The proceeds from the sale of the Notes, net of underwriting discounts and commissions or similar applicable compensation, will be used by the Trust to purchase one or more Funding Agreement(s) from Hartford Life. No expenses will be paid from the proceeds of the issuance of the Notes. Hartford Life will pay certain fees, costs and expenses relating to the offering, sale, issuance and services of the Notes and certain costs, expenses and taxes incurred by the Trust.

5. FIXED RATE NOTES ONLY – YIELD

Indication of yield: 5.323%. The yield is calculated at the Issue Date on the basis of the Issue Price. The yield is calculated on a semi-annual basis. It is not an indication of future yield.

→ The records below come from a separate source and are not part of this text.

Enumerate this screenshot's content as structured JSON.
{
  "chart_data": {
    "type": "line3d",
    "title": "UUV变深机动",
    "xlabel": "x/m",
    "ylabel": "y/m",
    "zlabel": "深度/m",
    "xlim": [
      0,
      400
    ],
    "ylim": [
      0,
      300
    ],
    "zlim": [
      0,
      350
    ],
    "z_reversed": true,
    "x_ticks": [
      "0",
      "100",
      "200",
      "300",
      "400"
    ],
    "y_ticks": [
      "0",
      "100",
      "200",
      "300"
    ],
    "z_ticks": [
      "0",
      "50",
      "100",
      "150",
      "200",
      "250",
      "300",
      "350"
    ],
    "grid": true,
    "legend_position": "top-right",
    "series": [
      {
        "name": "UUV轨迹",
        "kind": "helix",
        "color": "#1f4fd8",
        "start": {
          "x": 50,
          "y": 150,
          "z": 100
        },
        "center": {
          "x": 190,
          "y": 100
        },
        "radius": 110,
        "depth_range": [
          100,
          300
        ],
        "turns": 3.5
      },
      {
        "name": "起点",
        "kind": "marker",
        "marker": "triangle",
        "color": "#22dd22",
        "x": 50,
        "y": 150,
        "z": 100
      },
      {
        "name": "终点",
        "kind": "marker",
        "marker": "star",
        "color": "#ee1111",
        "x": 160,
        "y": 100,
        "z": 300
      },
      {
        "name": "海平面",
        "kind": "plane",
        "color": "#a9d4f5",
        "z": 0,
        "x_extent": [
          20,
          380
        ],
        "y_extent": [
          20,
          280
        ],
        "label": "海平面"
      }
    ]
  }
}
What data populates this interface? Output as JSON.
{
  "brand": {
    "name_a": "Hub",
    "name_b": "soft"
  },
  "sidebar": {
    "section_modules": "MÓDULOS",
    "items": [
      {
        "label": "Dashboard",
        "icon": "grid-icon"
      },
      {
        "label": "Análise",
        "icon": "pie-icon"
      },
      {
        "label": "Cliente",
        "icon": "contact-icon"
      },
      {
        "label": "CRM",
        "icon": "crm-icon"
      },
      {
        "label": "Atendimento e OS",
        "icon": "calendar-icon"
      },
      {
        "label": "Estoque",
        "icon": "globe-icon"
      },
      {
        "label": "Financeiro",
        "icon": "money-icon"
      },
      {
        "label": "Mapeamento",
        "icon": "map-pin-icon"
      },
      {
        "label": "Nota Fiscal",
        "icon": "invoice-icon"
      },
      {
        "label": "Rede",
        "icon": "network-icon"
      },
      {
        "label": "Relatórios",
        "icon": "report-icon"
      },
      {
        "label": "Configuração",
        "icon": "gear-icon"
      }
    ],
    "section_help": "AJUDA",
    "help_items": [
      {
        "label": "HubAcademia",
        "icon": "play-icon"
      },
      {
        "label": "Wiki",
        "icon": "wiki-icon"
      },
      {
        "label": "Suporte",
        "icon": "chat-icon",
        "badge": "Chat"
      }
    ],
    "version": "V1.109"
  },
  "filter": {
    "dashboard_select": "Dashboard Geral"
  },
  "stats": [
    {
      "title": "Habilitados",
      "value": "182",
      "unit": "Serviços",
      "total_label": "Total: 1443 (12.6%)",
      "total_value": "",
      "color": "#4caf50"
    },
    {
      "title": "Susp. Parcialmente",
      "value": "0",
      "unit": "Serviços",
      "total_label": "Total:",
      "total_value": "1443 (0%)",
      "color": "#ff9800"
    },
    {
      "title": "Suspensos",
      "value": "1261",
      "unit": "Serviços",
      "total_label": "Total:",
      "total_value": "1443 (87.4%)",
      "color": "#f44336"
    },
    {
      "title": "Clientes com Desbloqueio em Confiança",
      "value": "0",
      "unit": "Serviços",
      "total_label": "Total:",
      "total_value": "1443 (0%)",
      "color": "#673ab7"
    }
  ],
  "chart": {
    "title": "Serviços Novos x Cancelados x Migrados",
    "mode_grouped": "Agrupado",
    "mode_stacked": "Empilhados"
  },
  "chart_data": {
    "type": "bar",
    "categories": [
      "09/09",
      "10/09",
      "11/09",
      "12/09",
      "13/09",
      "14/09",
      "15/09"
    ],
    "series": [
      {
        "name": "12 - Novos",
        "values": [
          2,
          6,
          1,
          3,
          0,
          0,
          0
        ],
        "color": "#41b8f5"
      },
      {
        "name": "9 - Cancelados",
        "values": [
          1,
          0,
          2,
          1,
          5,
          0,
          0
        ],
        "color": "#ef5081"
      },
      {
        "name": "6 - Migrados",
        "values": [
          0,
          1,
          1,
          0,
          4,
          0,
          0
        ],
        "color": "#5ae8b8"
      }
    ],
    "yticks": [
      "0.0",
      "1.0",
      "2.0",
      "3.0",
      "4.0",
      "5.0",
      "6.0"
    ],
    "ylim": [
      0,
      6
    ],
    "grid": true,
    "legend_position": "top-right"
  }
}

6. OPERATIONAL INFORMATION

CUSIP Number(s) 41659MAC3

ISIN Code(s): XS0278673750

Common Code(s): 027867375

Any clearing system(s) other than Euroclear Bank S.A./N.V. and Clearstream Banking Société Anonyme and the relevant identification number(s):

Not Applicable

Delivery: Delivery against payment Names and addresses of additional

Paying Agent(s) (if any): Not Applicable.